Because of that, the trial court's failure here to make explicit findings rebutting Sykes' natural-parent presumption is of no consequence. If the record contains factually and legally sufficient evidence to support the necessary findings, we must affirm the trial court's judgment.

There is legally insufficient evidence only if: (1) there is a complete absence of evidence of a vital fact; (2) the court may not give weight to the only evidence offered to prove a vital fact; (3) the evidence amounts to no more than a mere scintilla;[2] or (4) the evidence conclusively negates a vital fact. Uniroyal Goodrich Tire Co. v. Martinez, 977 S.W.2d 328, 334 (Tex.1998). In reviewing for legally sufficient evidence, we are to consider evidence favorable to the finding if a reasonable fact-finder could do so, and are to disregard evidence contrary to the finding unless a reasonable fact-finder could not disregard it. City of Keller v. Wilson, 168 S.W.3d 802, 827 (Tex.2005).

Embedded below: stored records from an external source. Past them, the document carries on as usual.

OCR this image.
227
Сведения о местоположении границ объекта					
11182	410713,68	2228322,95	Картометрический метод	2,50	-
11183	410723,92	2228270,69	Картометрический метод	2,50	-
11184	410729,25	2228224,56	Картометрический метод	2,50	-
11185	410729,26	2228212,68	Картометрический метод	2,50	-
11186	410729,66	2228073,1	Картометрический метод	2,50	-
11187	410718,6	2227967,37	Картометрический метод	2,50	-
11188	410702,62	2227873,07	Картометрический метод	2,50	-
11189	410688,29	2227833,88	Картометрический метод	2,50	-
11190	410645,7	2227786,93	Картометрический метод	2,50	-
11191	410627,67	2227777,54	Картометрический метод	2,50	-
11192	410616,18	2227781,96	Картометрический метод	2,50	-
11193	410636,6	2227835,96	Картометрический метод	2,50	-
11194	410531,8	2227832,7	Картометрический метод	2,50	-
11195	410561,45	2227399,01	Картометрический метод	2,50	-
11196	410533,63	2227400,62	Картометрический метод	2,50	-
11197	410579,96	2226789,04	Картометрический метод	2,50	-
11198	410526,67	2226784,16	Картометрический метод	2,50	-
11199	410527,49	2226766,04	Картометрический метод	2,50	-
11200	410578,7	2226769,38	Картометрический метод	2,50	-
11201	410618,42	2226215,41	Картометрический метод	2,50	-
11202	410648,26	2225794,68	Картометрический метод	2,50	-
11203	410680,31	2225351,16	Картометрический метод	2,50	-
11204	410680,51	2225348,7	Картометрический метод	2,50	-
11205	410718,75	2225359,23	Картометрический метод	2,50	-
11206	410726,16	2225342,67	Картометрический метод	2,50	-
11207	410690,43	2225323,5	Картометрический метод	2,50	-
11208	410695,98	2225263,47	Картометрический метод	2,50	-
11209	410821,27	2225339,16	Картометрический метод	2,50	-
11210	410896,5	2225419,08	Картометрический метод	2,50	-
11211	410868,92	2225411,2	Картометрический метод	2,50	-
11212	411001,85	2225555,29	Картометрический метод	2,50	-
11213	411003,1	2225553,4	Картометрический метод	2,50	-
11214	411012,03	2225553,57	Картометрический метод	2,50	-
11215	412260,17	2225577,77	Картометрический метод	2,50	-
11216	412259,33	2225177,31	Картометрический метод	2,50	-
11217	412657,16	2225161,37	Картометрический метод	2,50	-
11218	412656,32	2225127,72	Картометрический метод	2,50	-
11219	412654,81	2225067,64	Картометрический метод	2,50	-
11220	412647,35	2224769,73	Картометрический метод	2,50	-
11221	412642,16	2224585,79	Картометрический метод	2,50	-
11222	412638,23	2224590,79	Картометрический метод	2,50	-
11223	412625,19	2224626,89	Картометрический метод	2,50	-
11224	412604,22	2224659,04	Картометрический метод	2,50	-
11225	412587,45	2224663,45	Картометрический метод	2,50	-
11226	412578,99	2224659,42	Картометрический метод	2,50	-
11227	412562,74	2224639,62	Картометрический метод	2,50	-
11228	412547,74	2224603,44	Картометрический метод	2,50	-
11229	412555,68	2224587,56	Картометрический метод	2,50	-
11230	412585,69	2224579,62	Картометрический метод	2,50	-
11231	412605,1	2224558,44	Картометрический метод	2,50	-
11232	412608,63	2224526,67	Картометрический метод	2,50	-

The evidence is factually insufficient if the evidence supporting the finding is so weak or the evidence to the contrary is so overwhelming that the answer should be set aside and a new trial ordered. Garza v. Alviar, 395 S.W.2d 821, 823 (Tex. 1965). In assessing factual sufficiency, we are to consider all of the record evidence, not just the evidence supporting the judgment. Maritime Overseas Corp. v. Ellis, 971 S.W.2d 402, 406-07 (Tex.1998).

*900 Where evidence shows merely that a parent has been victimized, that is no evidence to rebut the presumption as to that parent. Lewelling v. Lewelling, 796 S.W.2d 164, 167 (Tex.1990) (evidence that parent suffered physical abuse at hands of spouse is "no evidence" to rebut parental presumption). The presumption, however, can certainly be rebutted by evidence of blameworthy prior behavior of the parent. See, e.g., In re K.R.P., 80 S.W.3d 669, 677 (Tex.App.-Houston [1st Dist.] 2002, pet. denied) (affirming nonparent as managing conservator, where parent had prior convictions, history of family violence, and smoking in asthmatic child's presence).